Backup? Um... No.
I'm not sure it's in any way accurate to call Ubuntu One usable for backup.
Ubuntu One synchronises multiple PCs, and synchronises your content into the cloud for access anywhere. But if you delete or overwrite something accidentally on your machine whilst it's connected to the internet, then a minute or so later it's toast on Ubuntu One as well. That's hardly a good backup solution...
It seems to me that you've fallen into what I like to call the "RAID trap" - people buying RAID arrays often mistake RAID 1 or RAID 5 for backup, when in fact it's merely providing redundancy against hardware failure.
The bottom line is that if your laptop died, Ubuntu One would keep your data for you. But it can't protect you against your own stupidity...
(And a clarification - I'm not railing against Ubuntu One, and use it myself for syncing machines - but I wouldn't use it for backup! But it's a good sync service and it's looking promising in terms of projects using it - for bookmark sync, data sync, configuration sync, etc., which is why I'm a paying customer of Ubuntu One.)

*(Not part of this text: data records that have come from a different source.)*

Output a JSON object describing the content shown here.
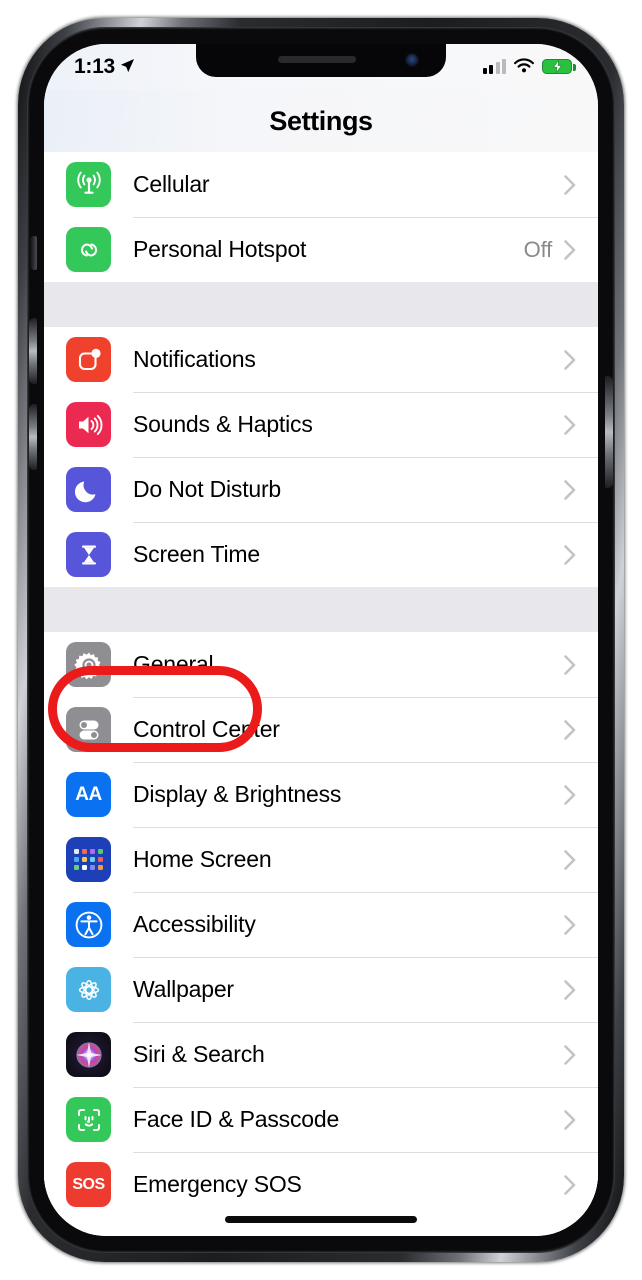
{
  "status_bar": {
    "time": "1:13",
    "location_icon": "location-arrow-icon",
    "cellular_icon": "cellular-signal-icon",
    "cellular_bars_filled": 2,
    "cellular_bars_total": 4,
    "wifi_icon": "wifi-icon",
    "battery_icon": "battery-charging-icon",
    "battery_charging": true
  },
  "header": {
    "title": "Settings"
  },
  "groups": [
    {
      "id": "connectivity",
      "rows": [
        {
          "label": "Cellular",
          "icon": "cellular-antenna-icon",
          "icon_class": "ic-cellular",
          "value": "",
          "chevron": true
        },
        {
          "label": "Personal Hotspot",
          "icon": "hotspot-link-icon",
          "icon_class": "ic-hotspot",
          "value": "Off",
          "chevron": true
        }
      ]
    },
    {
      "id": "alerts",
      "rows": [
        {
          "label": "Notifications",
          "icon": "notifications-badge-icon",
          "icon_class": "ic-notif",
          "value": "",
          "chevron": true
        },
        {
          "label": "Sounds & Haptics",
          "icon": "speaker-waves-icon",
          "icon_class": "ic-sounds",
          "value": "",
          "chevron": true
        },
        {
          "label": "Do Not Disturb",
          "icon": "crescent-moon-icon",
          "icon_class": "ic-dnd",
          "value": "",
          "chevron": true
        },
        {
          "label": "Screen Time",
          "icon": "hourglass-icon",
          "icon_class": "ic-screentime",
          "value": "",
          "chevron": true
        }
      ]
    },
    {
      "id": "system",
      "rows": [
        {
          "label": "General",
          "icon": "gear-icon",
          "icon_class": "ic-general",
          "value": "",
          "chevron": true,
          "highlighted": true
        },
        {
          "label": "Control Center",
          "icon": "toggles-icon",
          "icon_class": "ic-control",
          "value": "",
          "chevron": true
        },
        {
          "label": "Display & Brightness",
          "icon": "text-size-aa-icon",
          "icon_class": "ic-display",
          "value": "",
          "chevron": true
        },
        {
          "label": "Home Screen",
          "icon": "app-grid-icon",
          "icon_class": "ic-home",
          "value": "",
          "chevron": true
        },
        {
          "label": "Accessibility",
          "icon": "accessibility-icon",
          "icon_class": "ic-access",
          "value": "",
          "chevron": true
        },
        {
          "label": "Wallpaper",
          "icon": "flower-icon",
          "icon_class": "ic-wallpaper",
          "value": "",
          "chevron": true
        },
        {
          "label": "Siri & Search",
          "icon": "siri-orb-icon",
          "icon_class": "ic-siri",
          "value": "",
          "chevron": true
        },
        {
          "label": "Face ID & Passcode",
          "icon": "face-id-icon",
          "icon_class": "ic-faceid",
          "value": "",
          "chevron": true
        },
        {
          "label": "Emergency SOS",
          "icon": "sos-icon",
          "icon_class": "ic-sos",
          "value": "",
          "chevron": true
        }
      ]
    }
  ],
  "annotation": {
    "type": "ellipse-highlight",
    "target_label": "General",
    "color": "#ec1b1b"
  },
  "home_indicator": {
    "present": true
  },
  "device": {
    "frame": "iphone-x-style",
    "notch": true
  }
}
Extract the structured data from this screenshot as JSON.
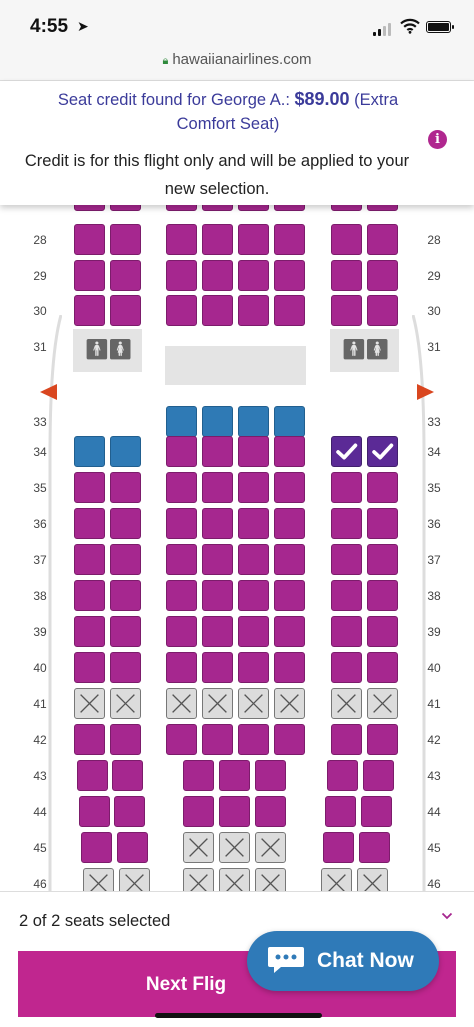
{
  "status_bar": {
    "time": "4:55"
  },
  "url_bar": {
    "url": "hawaiianairlines.com"
  },
  "banner": {
    "credit_prefix": "Seat credit found for George A.: ",
    "credit_amount": "$89.00",
    "credit_suffix": " (Extra Comfort Seat)",
    "note": "Credit is for this flight only and will be applied to your new selection.",
    "info_glyph": "i"
  },
  "seat_map": {
    "legend_icons": [
      "restroom-icon",
      "exit-arrow-icon"
    ],
    "rows": [
      {
        "label": "28",
        "seats": [
          "avail",
          "avail",
          "avail",
          "avail",
          "avail",
          "avail",
          "avail",
          "avail"
        ]
      },
      {
        "label": "29",
        "seats": [
          "avail",
          "avail",
          "avail",
          "avail",
          "avail",
          "avail",
          "avail",
          "avail"
        ]
      },
      {
        "label": "30",
        "seats": [
          "avail",
          "avail",
          "avail",
          "avail",
          "avail",
          "avail",
          "avail",
          "avail"
        ]
      },
      {
        "label": "31",
        "seats": []
      },
      {
        "label": "33",
        "seats": [
          null,
          null,
          "comfort",
          "comfort",
          "comfort",
          "comfort",
          null,
          null
        ]
      },
      {
        "label": "34",
        "seats": [
          "comfort",
          "comfort",
          "avail",
          "avail",
          "avail",
          "avail",
          "selected",
          "selected"
        ]
      },
      {
        "label": "35",
        "seats": [
          "avail",
          "avail",
          "avail",
          "avail",
          "avail",
          "avail",
          "avail",
          "avail"
        ]
      },
      {
        "label": "36",
        "seats": [
          "avail",
          "avail",
          "avail",
          "avail",
          "avail",
          "avail",
          "avail",
          "avail"
        ]
      },
      {
        "label": "37",
        "seats": [
          "avail",
          "avail",
          "avail",
          "avail",
          "avail",
          "avail",
          "avail",
          "avail"
        ]
      },
      {
        "label": "38",
        "seats": [
          "avail",
          "avail",
          "avail",
          "avail",
          "avail",
          "avail",
          "avail",
          "avail"
        ]
      },
      {
        "label": "39",
        "seats": [
          "avail",
          "avail",
          "avail",
          "avail",
          "avail",
          "avail",
          "avail",
          "avail"
        ]
      },
      {
        "label": "40",
        "seats": [
          "avail",
          "avail",
          "avail",
          "avail",
          "avail",
          "avail",
          "avail",
          "avail"
        ]
      },
      {
        "label": "41",
        "seats": [
          "blocked",
          "blocked",
          "blocked",
          "blocked",
          "blocked",
          "blocked",
          "blocked",
          "blocked"
        ]
      },
      {
        "label": "42",
        "seats": [
          "avail",
          "avail",
          "avail",
          "avail",
          "avail",
          "avail",
          "avail",
          "avail"
        ]
      },
      {
        "label": "43",
        "seats": [
          "avail",
          "avail",
          null,
          "avail",
          "avail",
          "avail",
          "avail",
          "avail"
        ]
      },
      {
        "label": "44",
        "seats": [
          "avail",
          "avail",
          null,
          "avail",
          "avail",
          "avail",
          "avail",
          "avail"
        ]
      },
      {
        "label": "45",
        "seats": [
          "avail",
          "avail",
          null,
          "blocked",
          "blocked",
          "blocked",
          "avail",
          "avail"
        ]
      },
      {
        "label": "46",
        "seats": [
          "blocked",
          "blocked",
          null,
          "blocked",
          "blocked",
          "blocked",
          "blocked",
          "blocked"
        ]
      }
    ]
  },
  "colors": {
    "available": "#a6278f",
    "extra_comfort": "#2f7ab5",
    "selected": "#5b2a96",
    "unavailable": "#dcdcdc",
    "exit": "#d9461f",
    "brand": "#c0268f"
  },
  "footer": {
    "selection_status": "2 of 2 seats selected",
    "next_button": "Next Flig",
    "chat_label": "Chat Now"
  }
}
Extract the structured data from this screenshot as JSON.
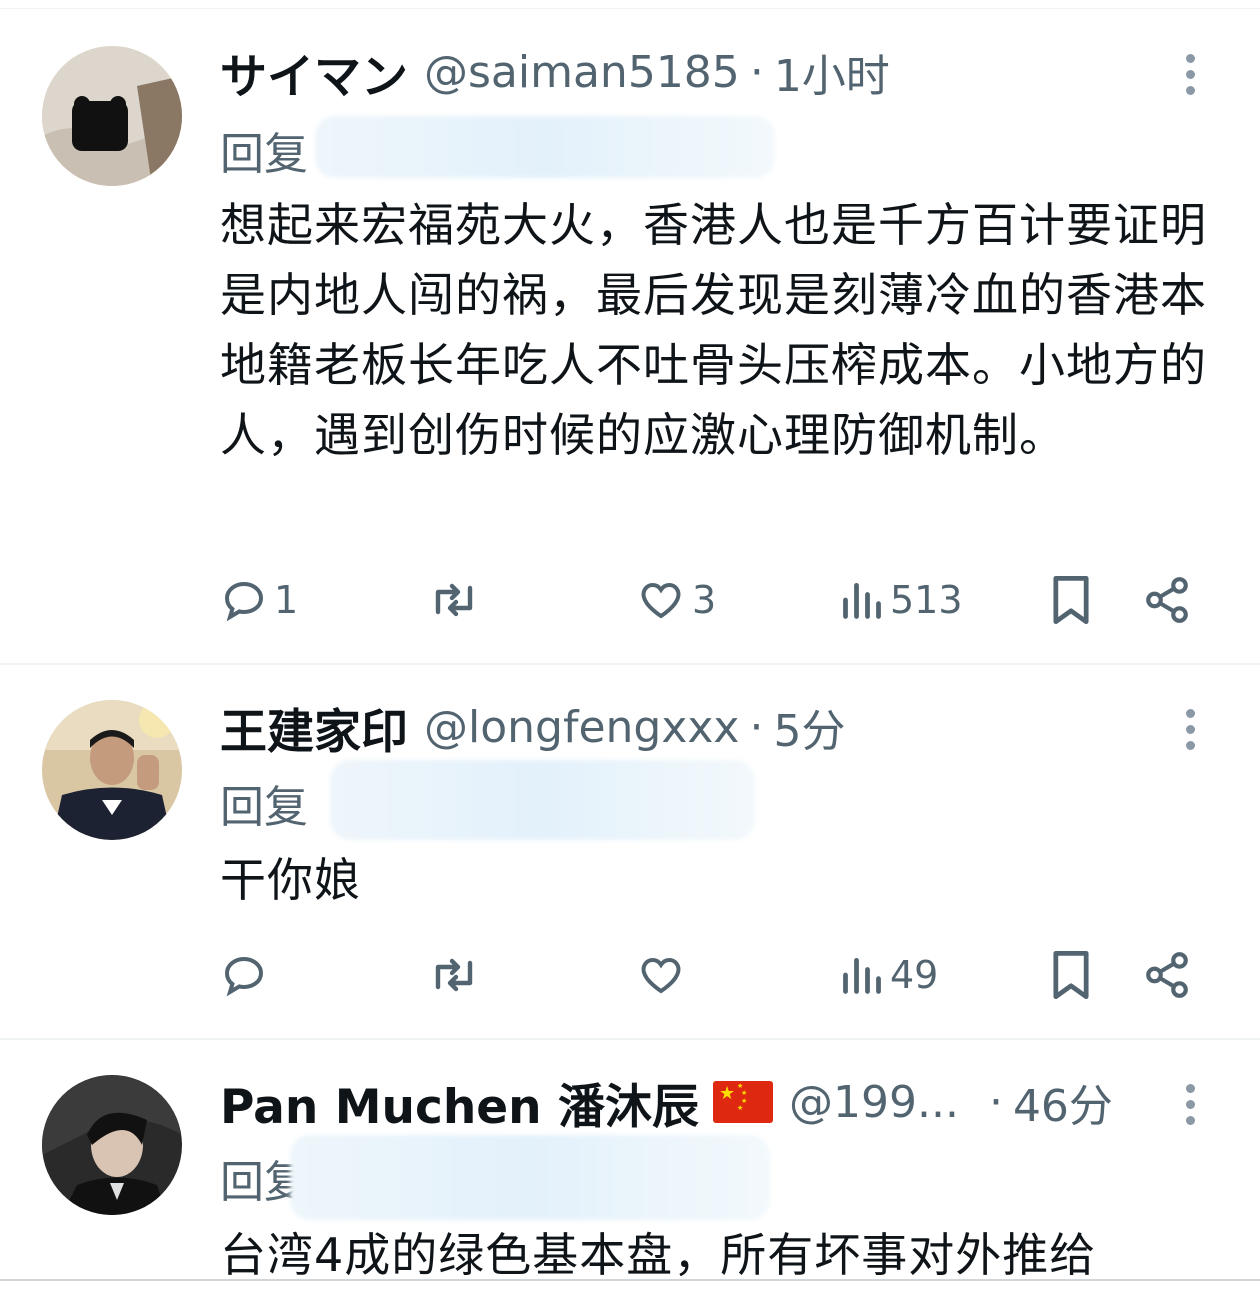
{
  "tweets": [
    {
      "name": "サイマン",
      "handle": "@saiman5185",
      "time": "1小时",
      "reply_prefix": "回复",
      "text": "想起来宏福苑大火，香港人也是千方百计要证明是内地人闯的祸，最后发现是刻薄冷血的香港本地籍老板长年吃人不吐骨头压榨成本。小地方的人，遇到创伤时候的应激心理防御机制。",
      "replies": "1",
      "retweets": "",
      "likes": "3",
      "views": "513"
    },
    {
      "name": "王建家印",
      "handle": "@longfengxxx",
      "time": "5分",
      "reply_prefix": "回复",
      "text": "干你娘",
      "replies": "",
      "retweets": "",
      "likes": "",
      "views": "49"
    },
    {
      "name": "Pan Muchen 潘沐辰",
      "handle": "@199...",
      "time": "46分",
      "reply_prefix": "回复",
      "text": "台湾4成的绿色基本盘，所有坏事对外推给",
      "flag": "china-flag"
    }
  ],
  "colors": {
    "text": "#0f1419",
    "muted": "#536471",
    "divider": "#eff3f4"
  }
}
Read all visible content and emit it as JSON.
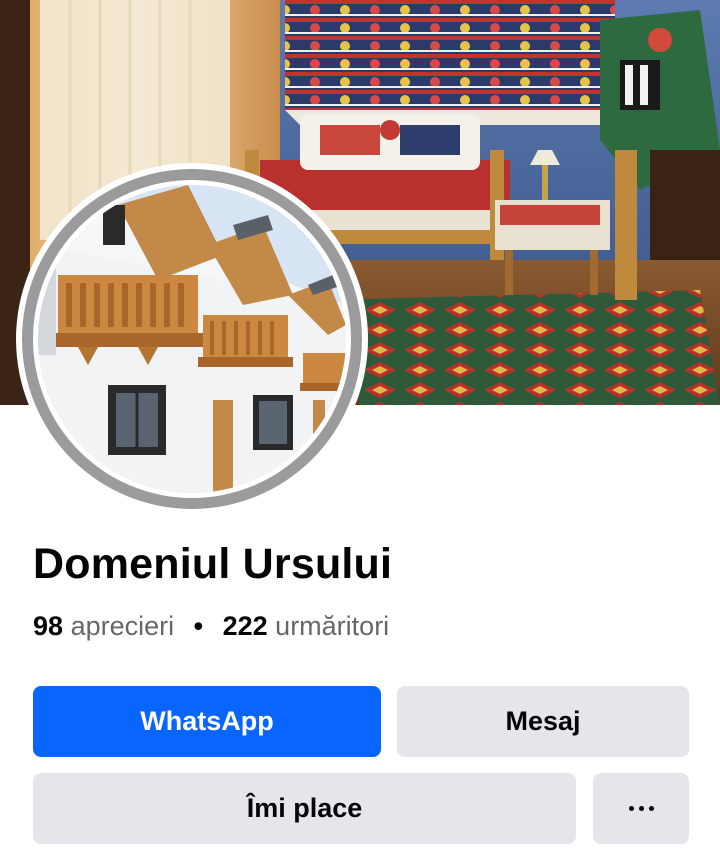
{
  "profile": {
    "name": "Domeniul Ursului",
    "likes_count": "98",
    "likes_label": "aprecieri",
    "separator": "•",
    "followers_count": "222",
    "followers_label": "urmăritori"
  },
  "actions": {
    "whatsapp_label": "WhatsApp",
    "message_label": "Mesaj",
    "like_label": "Îmi place",
    "more_icon": "more-horizontal-icon"
  },
  "colors": {
    "primary_button": "#0866ff",
    "secondary_button": "#e4e6eb",
    "text_primary": "#050505",
    "text_secondary": "#65676b"
  }
}
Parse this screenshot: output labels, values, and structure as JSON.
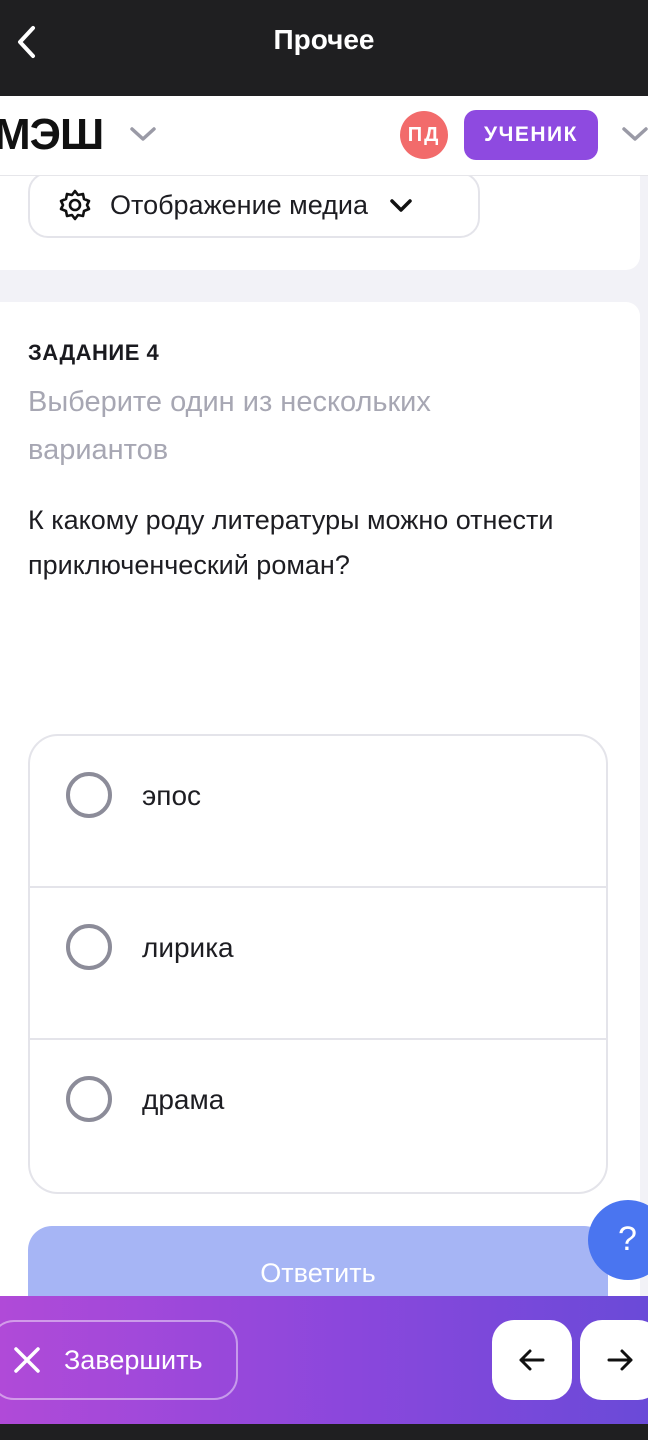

Dropbox is slightly better for backup - it holds previous versions for about 7 or 14 days (I don't recall which, exactly) and they offer an option for subscribers called "Packrat" which keeps previous versions of files indefinitely.
In the end, I picked SpiderOak for backup. They seem to be the most secure, and give me 100Gb for 100 dollars a year, which is a pretty good price. It has multiple versions, and is cross-platform with Win, Mac and Linux clients. I was surprised not to see it mentioned here.
For local or local-network backups, check out the rdiff-backup package. Rsync and diff, combining to give space-efficient backups - even to SSH hosts across the network. I've had no problems with it.